NovelToon NovelToon
Feathers

Feathers

Status: sedang berlangsung
Genre:Romantis / Fantasi / Cinta Beda Dunia / Iblis / Dunia Lain
Popularitas:509
Nilai: 5
Nama Author: Mochapeppermint

Mereka bilang aku adalah benih malaikat. Asalkan benih di dalam tubuhku masih utuh, aku akan menjadi malaikat pelindung suatu hari nanti, setelah aku mati. Tapi yang tidak aku tahu adalah bahaya mengancam dari sisi manapun. Baik dunia bawah dan dunia atas sama-sama ingin membunuhku. Mempertahankan benih itu semakin lama membuatku mempertanyakan hati nuraniku.

Bisakah aku tetap mempertahankan benih itu? Atau aku akan membiarkan dia mengkontaminasiku, asal aku bisa menyentuhnya?

Peringatan Penting: Novel ini bisa disebut novel romansa gelap. Harap bijak dalam membaca.
Seluruh cerita di dalam novel ini hanya fiksi, sama sekali tidak bermaksud untuk menyinggung pihak manapun.

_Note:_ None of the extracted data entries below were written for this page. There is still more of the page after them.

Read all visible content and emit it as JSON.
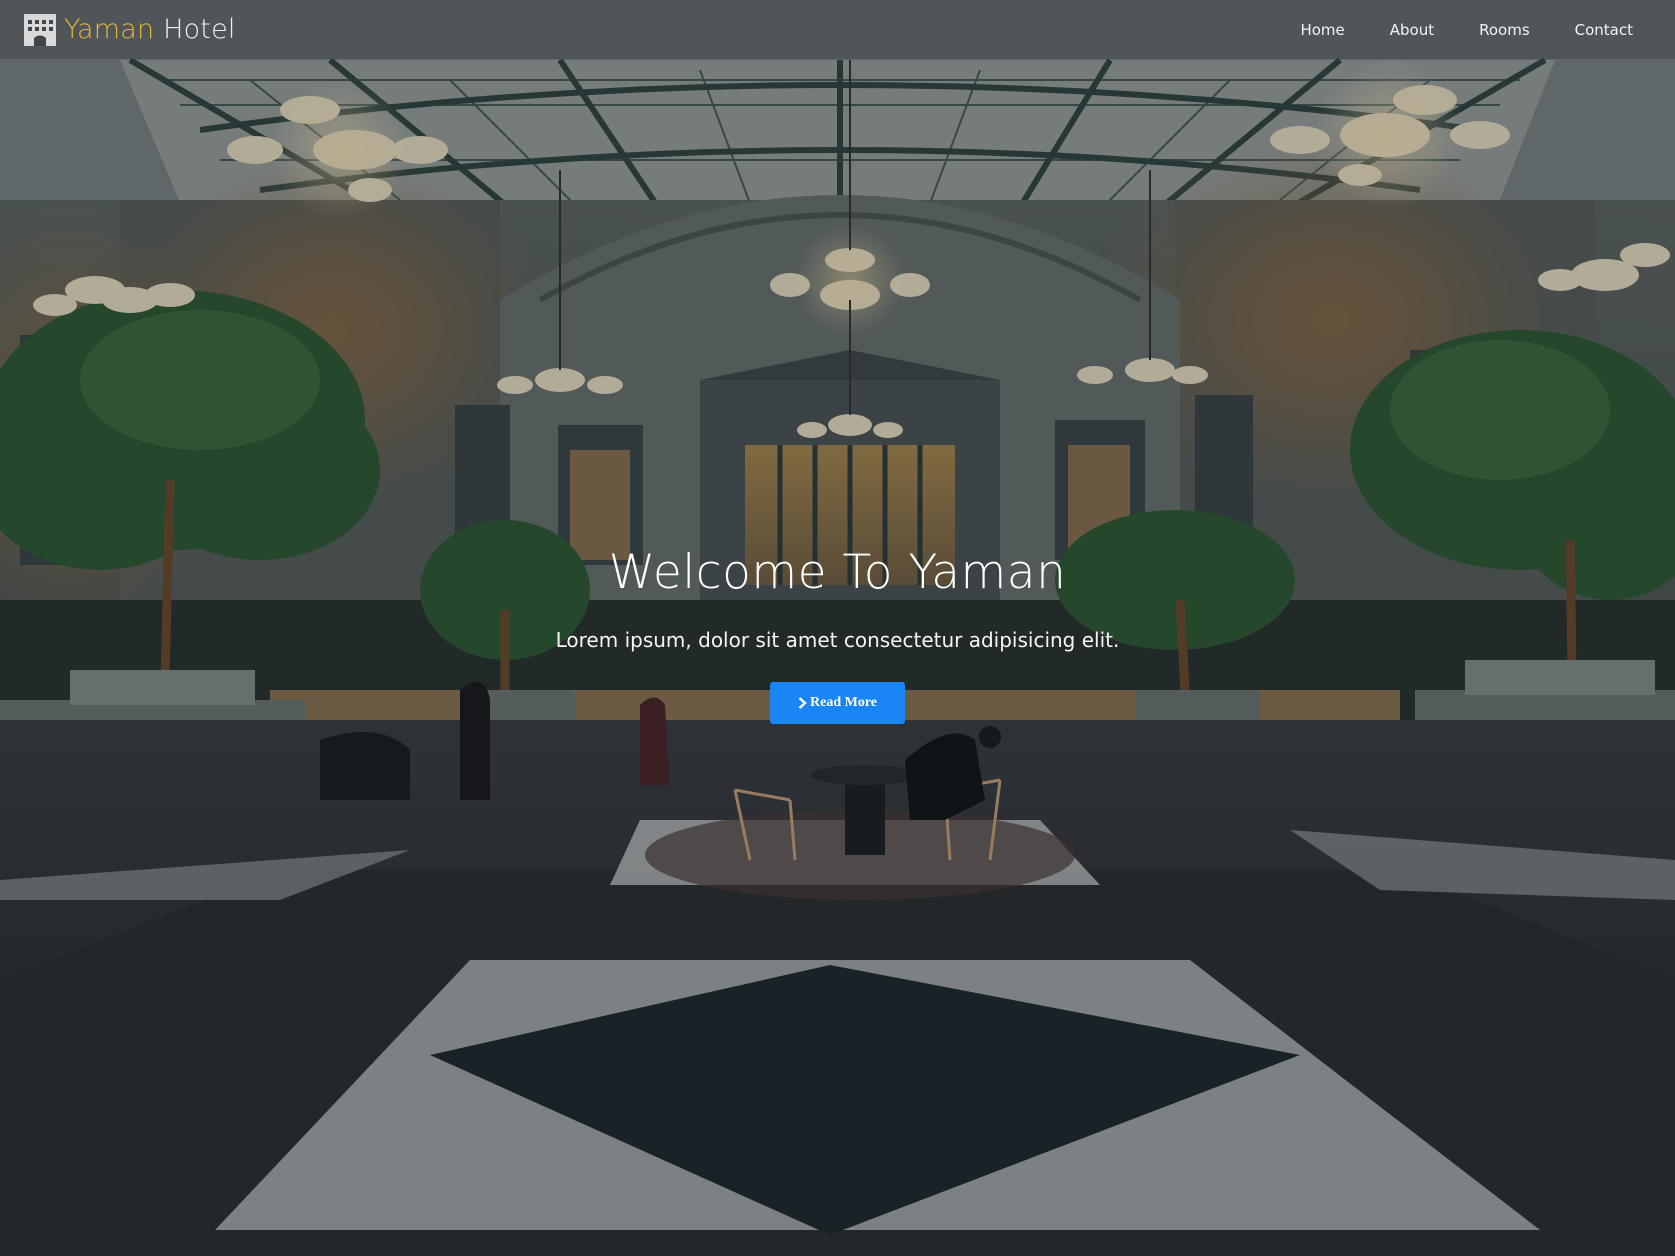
{
  "brand": {
    "name_first": "Yaman",
    "name_second": "Hotel",
    "icon": "hotel-building-icon",
    "accent_color": "#e8b33a"
  },
  "nav": {
    "items": [
      {
        "label": "Home"
      },
      {
        "label": "About"
      },
      {
        "label": "Rooms"
      },
      {
        "label": "Contact"
      }
    ]
  },
  "hero": {
    "title": "Welcome To Yaman",
    "subtitle": "Lorem ipsum, dolor sit amet consectetur adipisicing elit.",
    "button_label": "Read More",
    "button_icon": "chevron-right-icon",
    "button_color": "#1a86f5",
    "background": "hotel-atrium-photo"
  }
}
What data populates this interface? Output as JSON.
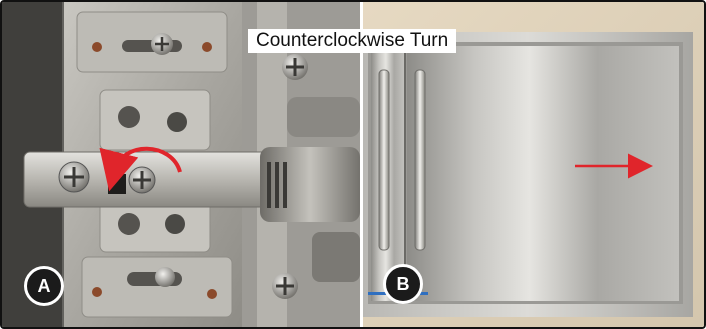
{
  "caption": "Counterclockwise Turn",
  "panels": [
    {
      "label": "A"
    },
    {
      "label": "B"
    }
  ],
  "colors": {
    "arrow": "#e0252b",
    "badge_fill": "#1b1b1b",
    "badge_text": "#ffffff"
  },
  "icons": {
    "rotation": "counterclockwise-arrow-icon",
    "direction": "right-arrow-icon"
  }
}
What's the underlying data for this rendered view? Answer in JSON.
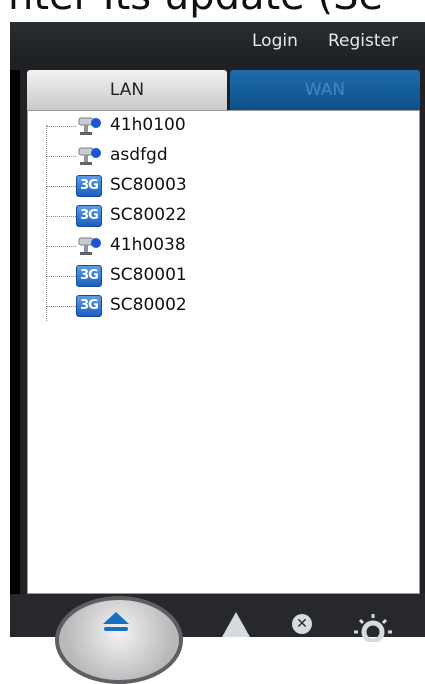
{
  "header": {
    "login_label": "Login",
    "register_label": "Register"
  },
  "tabs": [
    {
      "label": "LAN",
      "active": true
    },
    {
      "label": "WAN",
      "active": false
    }
  ],
  "devices": [
    {
      "name": "41h0100",
      "icon": "camera-icon"
    },
    {
      "name": "asdfgd",
      "icon": "camera-icon"
    },
    {
      "name": "SC80003",
      "icon": "3g-icon"
    },
    {
      "name": "SC80022",
      "icon": "3g-icon"
    },
    {
      "name": "41h0038",
      "icon": "camera-icon"
    },
    {
      "name": "SC80001",
      "icon": "3g-icon"
    },
    {
      "name": "SC80002",
      "icon": "3g-icon"
    }
  ],
  "icon_3g_text": "3G",
  "colors": {
    "app_bg": "#1f2124",
    "tab_active_bg": "#d9d9d9",
    "tab_inactive_bg": "#1565a6",
    "icon_3g_bg": "#2f78d6",
    "accent_blue": "#1a6fc0"
  }
}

Karya ini diterbitkan atas izin NovelToon Mochapeppermint, isi konten hanyalah pandangan pribadi pembuatnya, tidak mewakili NovelToon sendiri

Bab 15 The Seed

Ini tidak baik. Aku lebih memilih menjadi gadis pemalas yang gemuk saja daripada harus membaca satu paragraf doa berulang-ulang sampai mulutku kebas, rahangku pun rasanya tidak mau bergerak lagi. Aku tidak tahu sudah berapa lama aku menggumamkan doa ini. Yang aku tahu tanpa kusadari mulutku sudah berhenti begitu saja sampai aku tidak bisa mengucapkan satu patah kata lagi.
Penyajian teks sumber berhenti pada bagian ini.